Я с трудом выполнил установку, наши тела разъединились, и подруга Норы пригласила меня в гостиную.
Просторную, с картинами экспрессионистов[76] на стенах, обставленной стильной мебелью.
У углового, светлой кожи дивана, на сервировочном столике красовались бутылка «Кьянти», ваза с фруктами и два бокала; из настенных бра по обе стороны зашторенного окна лился мягкий расслабляющий свет; импортный музыкальный комбайн рядом с пианино, исполнял музыку Поля Мориа. Дополняя идиллию.
— Располагайся, — кивнула мне на диван Ольга, присаживаясь рядом. Я брякнул на столик свое шампанское с конфетами, что вызвало у нее новый прилив смеха.
— А ты возмужал, малыш, — потрепала хозяйка меня по щеке. — Вот что значит армия.
Затем она предложила выпить за встречу, что мы и сделали, после чего немного потанцевали. При этом Ольга сообщила мне, что ее супруг находится в очередной зарубежной командировке в Италии.
— А меня не взял, старый козел, — капризно надула губки.
— Ну, так давай ему отомстим — сказал я, глядя в погрустневшие глаза и поглаживая ее бедра.
— Давай, — часто задышала Ольга, увлекая меня в похожую на будуар спальню.
Ну а дальше было все, как в прошлый раз в беседке.
Описывать не буду, дабы не шокировать слабонервного читателя. Короче мы трахались, изредка подкрепляя силы кьянти, а потом шампанским, пока за окнами не засерел рассвет и зашаркала метла дворника.
— Мне пора, — сказал я, в последний раз задвинув красотке, после чего стал одеваться. Ольга оказалась понятливой, и мы быстро распрощались, договорившись об очередной встрече.
Спустя пятнадцать минут я поймал на Горького такси, объявил двойной тариф, и оно метеором понеслось в сторону Балашихи.
Затем был короткий марш-бросок, преодоление полосы препятствий и вползание в окно.
Сокурсники мирно спали. До подъема был целый час, и я, сняв с себя треник[77], тоже нырнул под одеяло.

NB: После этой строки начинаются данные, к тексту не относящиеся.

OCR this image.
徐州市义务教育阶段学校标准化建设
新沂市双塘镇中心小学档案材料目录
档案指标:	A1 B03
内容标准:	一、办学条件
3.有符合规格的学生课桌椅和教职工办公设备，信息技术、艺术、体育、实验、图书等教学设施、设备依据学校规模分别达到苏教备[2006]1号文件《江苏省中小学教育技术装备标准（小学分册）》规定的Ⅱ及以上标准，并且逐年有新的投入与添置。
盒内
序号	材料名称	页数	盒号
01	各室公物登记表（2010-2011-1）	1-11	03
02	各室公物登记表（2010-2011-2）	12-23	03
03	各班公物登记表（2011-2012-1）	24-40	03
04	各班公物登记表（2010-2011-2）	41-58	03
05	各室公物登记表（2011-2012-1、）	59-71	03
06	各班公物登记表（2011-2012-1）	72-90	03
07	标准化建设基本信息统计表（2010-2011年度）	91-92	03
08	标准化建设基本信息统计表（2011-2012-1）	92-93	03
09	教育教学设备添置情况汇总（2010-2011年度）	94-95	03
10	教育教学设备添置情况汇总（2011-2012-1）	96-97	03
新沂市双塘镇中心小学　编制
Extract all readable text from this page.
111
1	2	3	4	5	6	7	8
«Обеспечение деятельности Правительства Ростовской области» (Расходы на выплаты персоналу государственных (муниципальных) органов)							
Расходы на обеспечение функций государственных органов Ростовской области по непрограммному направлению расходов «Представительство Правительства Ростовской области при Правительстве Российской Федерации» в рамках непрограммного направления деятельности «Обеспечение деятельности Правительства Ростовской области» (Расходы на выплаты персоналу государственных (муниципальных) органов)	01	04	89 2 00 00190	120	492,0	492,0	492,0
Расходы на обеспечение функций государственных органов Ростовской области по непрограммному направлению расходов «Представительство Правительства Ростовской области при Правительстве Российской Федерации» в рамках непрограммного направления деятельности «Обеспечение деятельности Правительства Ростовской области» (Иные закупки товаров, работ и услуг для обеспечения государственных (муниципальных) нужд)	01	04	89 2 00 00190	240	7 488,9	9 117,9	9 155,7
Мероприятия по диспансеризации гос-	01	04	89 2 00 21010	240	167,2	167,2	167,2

Мне снились Ольга, ее муж с рогами и «Мост над бурными водами»[78].
Глава 7. У рыцарей плаща и кинжала
Курс молодого бойца завершился принятием Присяги.
Облаченные в парадные курсантские мундиры с эмблемами войск связи (они были наиболее близки к специфике будущей профессии) слушатели групп второго и третьего факультетов, за исключением десятка отслуживших в армии, стояли в каре[79] на плацу, поедая глазами начальство.
Оно, в лице генерала Никитченко, его заместителей, а также куратора с Лубянки, монолитно высилось на трибуне, установленной по такому случаю перед зданием главного корпуса.
Между ним и застывшими в строю шеренгами, стояли пять накрытых кумачом столиком с текстами присяги и журналами для учинения росписи.